Diversidad sensorial
El trabajo de Noemí García no ha pasado desapercibido y ha logrado mostrar la importancia de la interpretación a través de lengua de signos en escenarios de vital trascendencia, como la Televisión Pública. Desde entonces, ha notado un cambio en la manera de entender la percepción de los oyentes respecto a este lenguaje: «Las personas oyentes están interesadas en profundizar nuestro mundo y conocer el idioma, la lengua de signos. Para mí es algo muy significativo», ha expuesto en declaraciones a la emisora de radio musical ‘Los cuarenta principales‘. Así mismo, la propia influencer sorda pone de relieve la necesidad de «escuchar de otra forma, a imaginar un mundo donde la comunicación no dependa del sonido, y donde la diversidad sensorial se convierta en una fuente de creatividad, belleza y conexión».

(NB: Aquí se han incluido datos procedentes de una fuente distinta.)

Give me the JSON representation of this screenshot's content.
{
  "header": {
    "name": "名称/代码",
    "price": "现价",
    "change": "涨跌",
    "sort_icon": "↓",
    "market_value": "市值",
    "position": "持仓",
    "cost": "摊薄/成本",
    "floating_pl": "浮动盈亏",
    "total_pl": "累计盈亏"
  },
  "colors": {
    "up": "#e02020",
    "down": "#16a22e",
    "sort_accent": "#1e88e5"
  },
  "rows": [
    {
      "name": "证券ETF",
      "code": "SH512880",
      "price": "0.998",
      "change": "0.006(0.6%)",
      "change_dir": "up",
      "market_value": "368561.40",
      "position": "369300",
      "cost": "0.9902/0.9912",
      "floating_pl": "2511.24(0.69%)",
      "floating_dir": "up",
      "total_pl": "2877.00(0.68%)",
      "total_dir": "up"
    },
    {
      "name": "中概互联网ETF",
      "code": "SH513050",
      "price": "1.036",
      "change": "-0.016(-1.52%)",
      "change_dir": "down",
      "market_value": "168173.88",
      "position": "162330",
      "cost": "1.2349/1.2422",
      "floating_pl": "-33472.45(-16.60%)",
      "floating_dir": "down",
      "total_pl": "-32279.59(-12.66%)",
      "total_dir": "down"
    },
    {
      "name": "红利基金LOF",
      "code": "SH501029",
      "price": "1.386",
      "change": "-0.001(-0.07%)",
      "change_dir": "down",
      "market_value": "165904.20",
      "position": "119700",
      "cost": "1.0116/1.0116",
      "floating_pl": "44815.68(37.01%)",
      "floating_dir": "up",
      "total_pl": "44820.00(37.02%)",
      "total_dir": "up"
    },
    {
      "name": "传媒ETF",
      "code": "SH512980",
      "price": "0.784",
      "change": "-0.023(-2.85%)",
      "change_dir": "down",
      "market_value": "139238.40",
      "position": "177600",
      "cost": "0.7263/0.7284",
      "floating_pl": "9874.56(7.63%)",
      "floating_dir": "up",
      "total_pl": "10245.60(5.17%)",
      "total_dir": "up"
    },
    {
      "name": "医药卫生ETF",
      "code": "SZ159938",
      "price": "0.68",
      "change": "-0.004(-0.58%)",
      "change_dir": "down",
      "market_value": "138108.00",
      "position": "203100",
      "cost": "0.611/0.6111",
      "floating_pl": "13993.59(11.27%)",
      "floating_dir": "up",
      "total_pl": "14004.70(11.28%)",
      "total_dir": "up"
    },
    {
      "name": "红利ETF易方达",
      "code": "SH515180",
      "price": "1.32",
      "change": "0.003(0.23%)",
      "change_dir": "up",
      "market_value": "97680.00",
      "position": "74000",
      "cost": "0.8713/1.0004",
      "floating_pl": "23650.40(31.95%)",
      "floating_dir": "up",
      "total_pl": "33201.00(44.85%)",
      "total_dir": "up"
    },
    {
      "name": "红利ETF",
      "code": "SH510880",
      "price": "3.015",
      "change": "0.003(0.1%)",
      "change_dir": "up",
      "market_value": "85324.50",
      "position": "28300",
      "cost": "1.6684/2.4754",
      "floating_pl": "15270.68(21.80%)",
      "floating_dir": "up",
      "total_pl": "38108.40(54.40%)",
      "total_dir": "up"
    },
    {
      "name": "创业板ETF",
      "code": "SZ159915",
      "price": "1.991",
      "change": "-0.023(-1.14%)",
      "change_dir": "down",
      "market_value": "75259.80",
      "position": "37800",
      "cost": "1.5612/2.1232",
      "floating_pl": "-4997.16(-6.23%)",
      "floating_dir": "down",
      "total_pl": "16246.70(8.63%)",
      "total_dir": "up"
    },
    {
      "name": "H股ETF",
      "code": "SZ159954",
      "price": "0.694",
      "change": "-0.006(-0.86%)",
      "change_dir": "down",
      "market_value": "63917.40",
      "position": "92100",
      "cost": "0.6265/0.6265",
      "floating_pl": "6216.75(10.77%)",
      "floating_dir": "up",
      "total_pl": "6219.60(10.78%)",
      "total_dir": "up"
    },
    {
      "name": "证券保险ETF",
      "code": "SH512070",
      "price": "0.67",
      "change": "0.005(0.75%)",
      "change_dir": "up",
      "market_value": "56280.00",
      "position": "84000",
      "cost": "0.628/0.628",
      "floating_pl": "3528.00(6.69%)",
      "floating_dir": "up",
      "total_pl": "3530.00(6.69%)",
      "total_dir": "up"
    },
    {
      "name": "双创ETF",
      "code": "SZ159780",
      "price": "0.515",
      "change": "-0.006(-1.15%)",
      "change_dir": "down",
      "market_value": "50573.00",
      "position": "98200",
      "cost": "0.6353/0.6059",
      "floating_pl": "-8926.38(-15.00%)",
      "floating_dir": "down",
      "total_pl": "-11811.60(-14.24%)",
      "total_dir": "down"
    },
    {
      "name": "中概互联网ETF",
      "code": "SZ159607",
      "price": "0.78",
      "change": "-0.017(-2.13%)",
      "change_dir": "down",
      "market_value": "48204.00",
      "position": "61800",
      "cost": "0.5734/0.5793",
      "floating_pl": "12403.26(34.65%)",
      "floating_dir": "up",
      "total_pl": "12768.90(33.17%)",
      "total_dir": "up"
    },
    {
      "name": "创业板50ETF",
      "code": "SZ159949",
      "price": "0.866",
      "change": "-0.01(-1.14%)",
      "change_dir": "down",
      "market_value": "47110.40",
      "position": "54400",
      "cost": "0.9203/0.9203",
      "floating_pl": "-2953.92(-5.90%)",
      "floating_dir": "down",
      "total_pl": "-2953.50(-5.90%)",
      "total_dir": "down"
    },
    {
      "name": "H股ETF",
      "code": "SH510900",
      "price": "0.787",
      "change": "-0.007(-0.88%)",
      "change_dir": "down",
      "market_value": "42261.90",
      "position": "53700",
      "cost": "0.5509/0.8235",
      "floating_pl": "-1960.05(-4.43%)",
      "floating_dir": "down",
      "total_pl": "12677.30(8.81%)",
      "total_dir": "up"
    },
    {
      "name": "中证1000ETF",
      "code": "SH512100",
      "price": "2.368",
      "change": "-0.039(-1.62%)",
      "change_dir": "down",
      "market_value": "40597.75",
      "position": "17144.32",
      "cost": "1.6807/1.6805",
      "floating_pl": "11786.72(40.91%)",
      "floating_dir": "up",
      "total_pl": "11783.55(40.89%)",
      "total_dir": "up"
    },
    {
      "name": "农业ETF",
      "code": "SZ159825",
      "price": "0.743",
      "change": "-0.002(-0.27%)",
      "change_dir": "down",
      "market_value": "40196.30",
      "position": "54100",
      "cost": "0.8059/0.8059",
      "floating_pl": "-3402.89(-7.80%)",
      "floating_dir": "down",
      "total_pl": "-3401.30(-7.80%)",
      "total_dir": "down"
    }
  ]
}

La lengua de signos, de hecho, «es un idioma más», detalla Noemí, con «la única diferencia que se expresa con las manos y de forma visual, en vez de oral». De hecho, la joven activista invita a «aprenderla antes de dar por hecho que es complicado, igual se sorprenden porque es un idioma bastante práctico». Finalmente, el objetivo de Noemí reside en que «los oyentes entiendan cómo vivimos y visibilizar la discapacidad«. Desde su experiencia, desea que exista «una mayor eficacia a la hora de enfrentarse a una persona sorda, visibilizar la lengua de signos, defender mi comunidad y hacer entender que queda mucho por luchar», algo por lo que «también utilizo el humor satírico«. concluye esta joven influencer de 27 años, sorda desde nacimiento y que puede escuchar gracias a los audífonos.